6. **Has PDF? Node:**
- Add **If** node named "Has PDF?"
- Condition: Check if `pdfURL` field is not empty (`isNotEmpty`).
- Connect input from "Process One by One."
- True output connects to "PDF Vector - Parse Paper."
- False output connects to "Analyze Paper Content."
7. **PDF Vector - Parse Paper Node:**
- Add **PDF Vector** node named "PDF Vector - Parse Paper."
- Configure:
- Operation: `parse`
- Resource: `document`
- Input Type: `url`
- URL: `={{ $json.pdfURL }}`
- Use LLM: `auto`
- Connect input from "Has PDF?" true branch.
- Output connects to "Analyze Paper Content."
8. **Analyze Paper Content Node:**
- Add **OpenAI** node named "Analyze Paper Content."
- Set model to `gpt-4`.
- Configure prompt message to:
```
Create a literature review entry for this paper in the context of '{{ $node['Set Search Parameters'].json.topic }}':
Title: {{ $json.title }}
Authors: {{ $json.authors }}
Year: {{ $json.year }}
Citations: {{ $json.totalCitations }}
Content: {{ $json.content || $json.abstract }}
Provide:
1. A 3-4 sentence summary of the paper's contribution
2. Key methodology used
3. Main findings (2-3 bullet points)
4. How it relates to the topic
5. Limitations mentioned
6. Suggested citation in APA format
```
- Connect input from "PDF Vector - Parse Paper" and "Has PDF?" false branch.
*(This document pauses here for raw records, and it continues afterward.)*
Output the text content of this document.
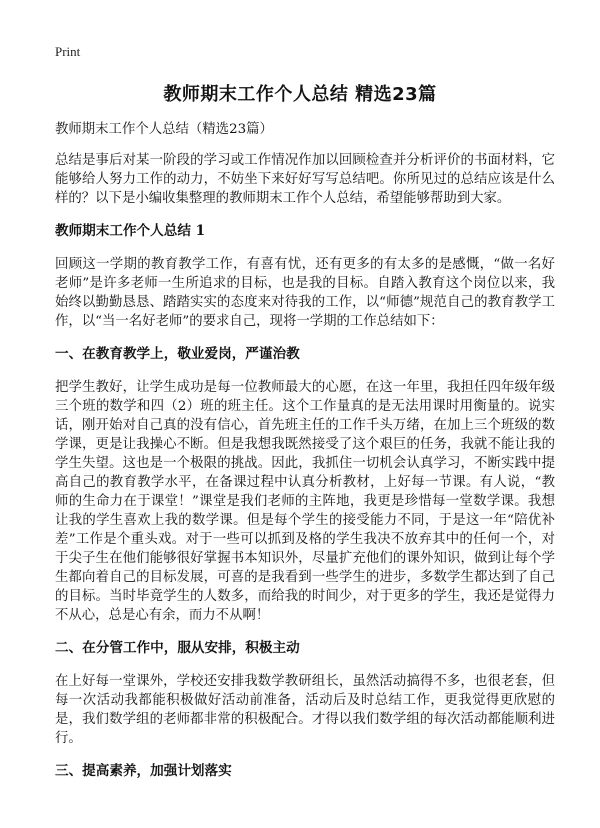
Print
教师期末工作个人总结 精选23篇

教师期末工作个人总结（精选23篇）

总结是事后对某一阶段的学习或工作情况作加以回顾检查并分析评价的书面材料，它能够给人努力工作的动力，不妨坐下来好好写写总结吧。你所见过的总结应该是什么样的？以下是小编收集整理的教师期末工作个人总结，希望能够帮助到大家。

教师期末工作个人总结 1

回顾这一学期的教育教学工作，有喜有忧，还有更多的有太多的是感慨，“做一名好老师”是许多老师一生所追求的目标，也是我的目标。自踏入教育这个岗位以来，我始终以勤勤恳恳、踏踏实实的态度来对待我的工作，以“师德”规范自己的教育教学工作，以“当一名好老师”的要求自己，现将一学期的工作总结如下：

一、在教育教学上，敬业爱岗，严谨治教

把学生教好，让学生成功是每一位教师最大的心愿，在这一年里，我担任四年级年级三个班的数学和四（2）班的班主任。这个工作量真的是无法用课时用衡量的。说实话，刚开始对自己真的没有信心，首先班主任的工作千头万绪，在加上三个班级的数学课，更是让我操心不断。但是我想我既然接受了这个艰巨的任务，我就不能让我的学生失望。这也是一个极限的挑战。因此，我抓住一切机会认真学习，不断实践中提高自己的教育教学水平，在备课过程中认真分析教材，上好每一节课。有人说，“教师的生命力在于课堂！”课堂是我们老师的主阵地，我更是珍惜每一堂数学课。我想让我的学生喜欢上我的数学课。但是每个学生的接受能力不同，于是这一年“陪优补差”工作是个重头戏。对于一些可以抓到及格的学生我决不放弃其中的任何一个，对于尖子生在他们能够很好掌握书本知识外，尽量扩充他们的课外知识，做到让每个学生都向着自己的目标发展，可喜的是我看到一些学生的进步，多数学生都达到了自己的目标。当时毕竟学生的人数多，而给我的时间少，对于更多的学生，我还是觉得力不从心，总是心有余，而力不从啊！

二、在分管工作中，服从安排，积极主动

在上好每一堂课外，学校还安排我数学教研组长，虽然活动搞得不多，也很老套，但每一次活动我都能积极做好活动前准备，活动后及时总结工作，更我觉得更欣慰的是，我们数学组的老师都非常的积极配合。才得以我们数学组的每次活动都能顺利进行。

三、提高素养，加强计划落实
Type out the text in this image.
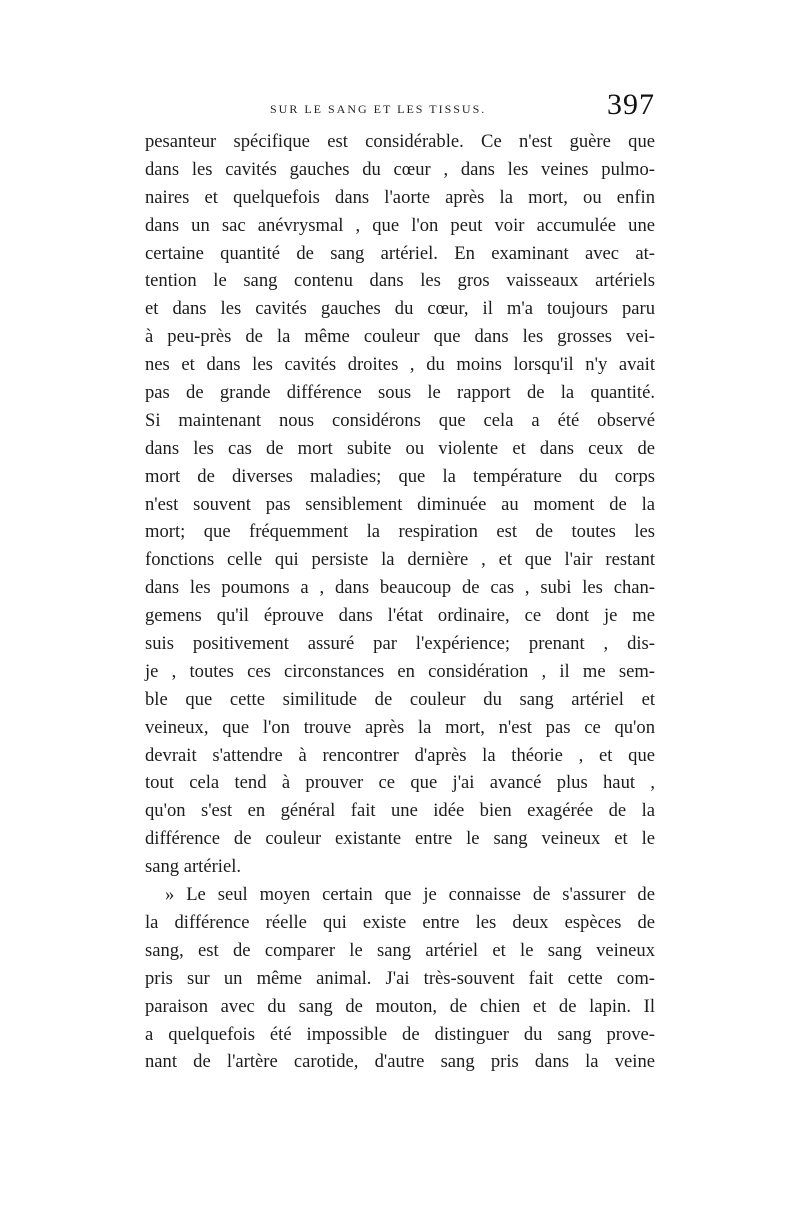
SUR LE SANG ET LES TISSUS.	397
pesanteur spécifique est considérable. Ce n'est guère que
dans les cavités gauches du cœur , dans les veines pulmo-
naires et quelquefois dans l'aorte après la mort, ou enfin
dans un sac anévrysmal , que l'on peut voir accumulée une
certaine quantité de sang artériel. En examinant avec at-
tention le sang contenu dans les gros vaisseaux artériels
et dans les cavités gauches du cœur, il m'a toujours paru
à peu-près de la même couleur que dans les grosses vei-
nes et dans les cavités droites , du moins lorsqu'il n'y avait
pas de grande différence sous le rapport de la quantité.
Si maintenant nous considérons que cela a été observé
dans les cas de mort subite ou violente et dans ceux de
mort de diverses maladies; que la température du corps
n'est souvent pas sensiblement diminuée au moment de la
mort; que fréquemment la respiration est de toutes les
fonctions celle qui persiste la dernière , et que l'air restant
dans les poumons a , dans beaucoup de cas , subi les chan-
gemens qu'il éprouve dans l'état ordinaire, ce dont je me
suis positivement assuré par l'expérience; prenant , dis-
je , toutes ces circonstances en considération , il me sem-
ble que cette similitude de couleur du sang artériel et
veineux, que l'on trouve après la mort, n'est pas ce qu'on
devrait s'attendre à rencontrer d'après la théorie , et que
tout cela tend à prouver ce que j'ai avancé plus haut ,
qu'on s'est en général fait une idée bien exagérée de la
différence de couleur existante entre le sang veineux et le
sang artériel.
» Le seul moyen certain que je connaisse de s'assurer de
la différence réelle qui existe entre les deux espèces de
sang, est de comparer le sang artériel et le sang veineux
pris sur un même animal. J'ai très-souvent fait cette com-
paraison avec du sang de mouton, de chien et de lapin. Il
a quelquefois été impossible de distinguer du sang prove-
nant de l'artère carotide, d'autre sang pris dans la veine
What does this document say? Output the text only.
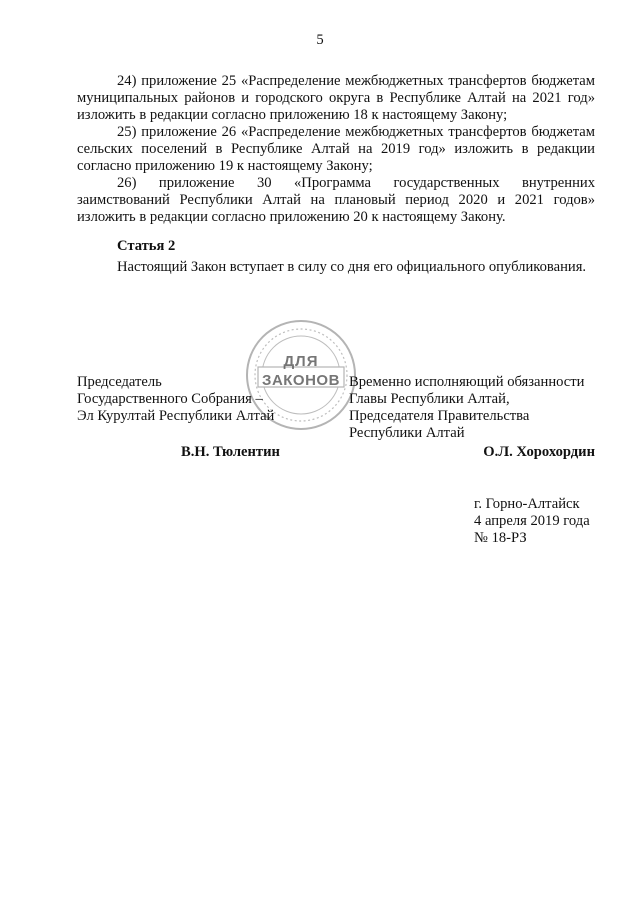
5

24) приложение 25 «Распределение межбюджетных трансфертов бюджетам муниципальных районов и городского округа в Республике Алтай на 2021 год» изложить в редакции согласно приложению 18 к настоящему Закону;

25) приложение 26 «Распределение межбюджетных трансфертов бюджетам сельских поселений в Республике Алтай на 2019 год» изложить в редакции согласно приложению 19 к настоящему Закону;

26) приложение 30 «Программа государственных внутренних заимствований Республики Алтай на плановый период 2020 и 2021 годов» изложить в редакции согласно приложению 20 к настоящему Закону.

Статья 2

Настоящий Закон вступает в силу со дня его официального опубликования.

ДЛЯ
ЗАКОНОВ
Председатель
Государственного Собрания –
Эл Курултай Республики Алтай
Временно исполняющий обязанности
Главы Республики Алтай,
Председателя Правительства
Республики Алтай
В.Н. Тюлентин	О.Л. Хорохордин
г. Горно-Алтайск
4 апреля 2019 года
№ 18-РЗ
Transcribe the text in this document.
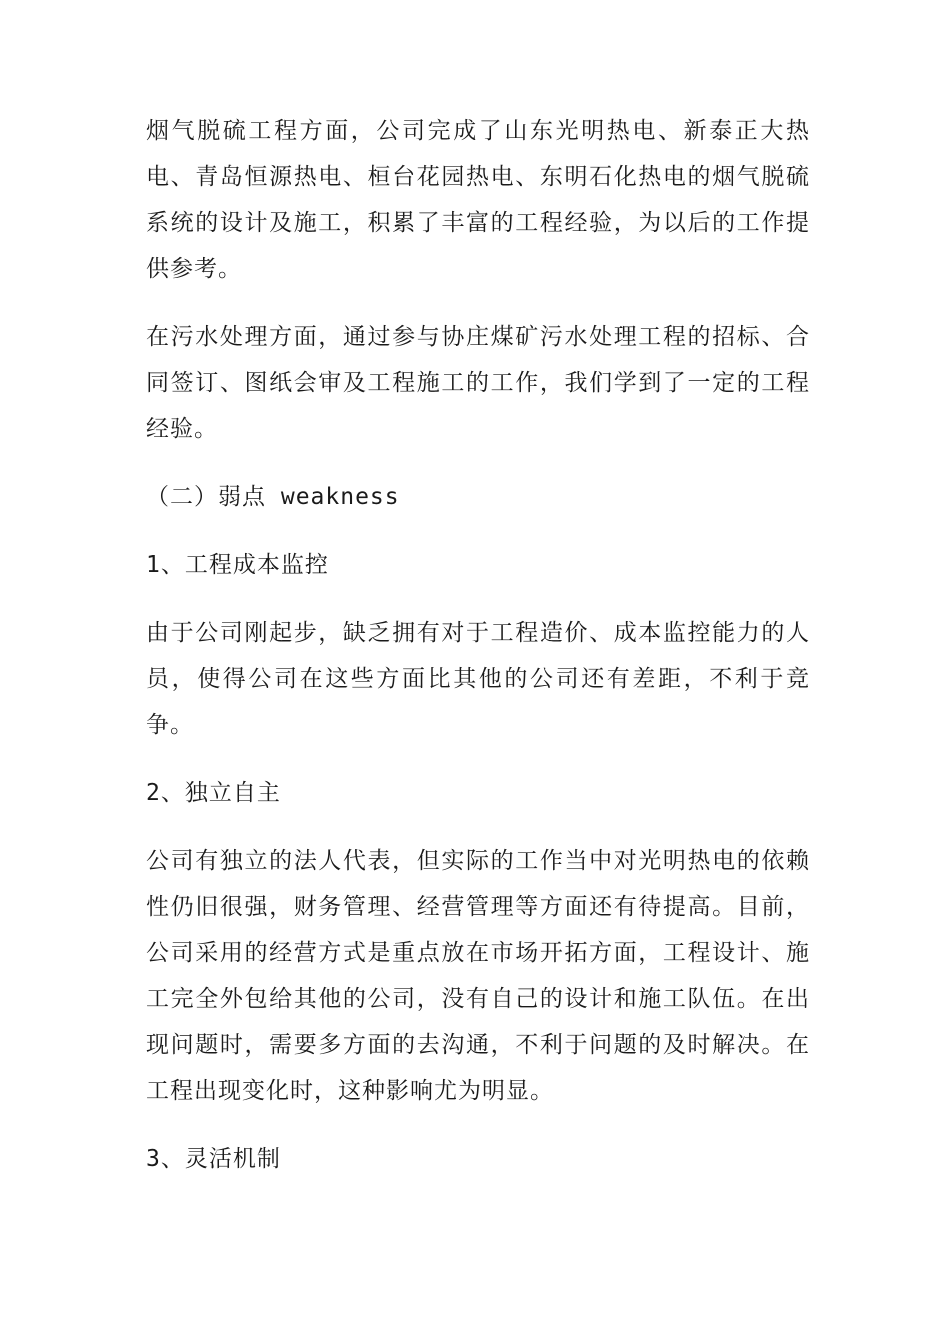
烟气脱硫工程方面，公司完成了山东光明热电、新泰正大热电、青岛恒源热电、桓台花园热电、东明石化热电的烟气脱硫系统的设计及施工，积累了丰富的工程经验，为以后的工作提供参考。

在污水处理方面，通过参与协庄煤矿污水处理工程的招标、合同签订、图纸会审及工程施工的工作，我们学到了一定的工程经验。

（二）弱点 weakness

1、工程成本监控

由于公司刚起步，缺乏拥有对于工程造价、成本监控能力的人员，使得公司在这些方面比其他的公司还有差距，不利于竞争。

2、独立自主

公司有独立的法人代表，但实际的工作当中对光明热电的依赖性仍旧很强，财务管理、经营管理等方面还有待提高。目前，公司采用的经营方式是重点放在市场开拓方面，工程设计、施工完全外包给其他的公司，没有自己的设计和施工队伍。在出现问题时，需要多方面的去沟通，不利于问题的及时解决。在工程出现变化时，这种影响尤为明显。

3、灵活机制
9. **Store Review Entry Node:**
- Add **Set** node named "Store Review Entry."
- Configure to save:
- `reviewEntry` from GPT-4 output: `={{ $json.choices[0].message.content }}`
- `paperTitle` from condition node: `={{ $node['Has PDF?'].json.title }}`
- `paperDoi` from condition node: `={{ $node['Has PDF?'].json.doi }}`
- Connect input from "Analyze Paper Content."
- Output connects back to "Process One by One" to continue batching.
10. **Compile Literature Review Node:**
- Add **Code** node named "Compile Literature Review."
- Paste JavaScript that:
- Collects all review entries
- Categorizes them into themes based on keywords in review text
- Builds a Markdown document with sections per theme, summaries, and full bibliography
- Connect input from "Store Review Entry" (all completed batches).
11. **Final Review Sticky Note:**
- Add sticky note near compilation node describing final outputs: narrative synthesis, evidence tables, PRISMA diagram, forest plots, bibliography, publication-ready document.
12. **Credentials Setup:**
- Configure OpenAI credentials with model access to GPT-4.
- Ensure PDF Vector node credentials or API keys for academic database access are configured.
- No explicit OAuth nodes shown; ensure access tokens or API keys are valid.
---
### 5. General Notes & Resources
| Note Content | Context or Link |
|----------------------------------------------------------------------------------------------|-------------------------------------------------------|
| Workflow automates systematic literature reviews with multi-database search and GPT-4 analysis. | Overall workflow purpose |
| Uses PDF Vector node for both academic search and PDF content parsing, leveraging LLM where needed. | PDF Vector node documentation: https://docs.pdfvector.com/ (hypothetical) |
| Ranking algorithm balances citations, recency, and keyword relevance for paper selection. | Custom ranking logic embedded in code node |
| Thematic grouping in final compilation is heuristic; consider integrating advanced NLP for production. | Potential enhancement area |
| Final output includes PRISMA-compliant elements, evidence tables, and bibliographic formatting. | Supports publication-ready systematic reviews |
---
This documentation fully describes the workflow's architecture, node configurations, data flows, and logic, enabling accurate reproduction or modification by users or AI agents.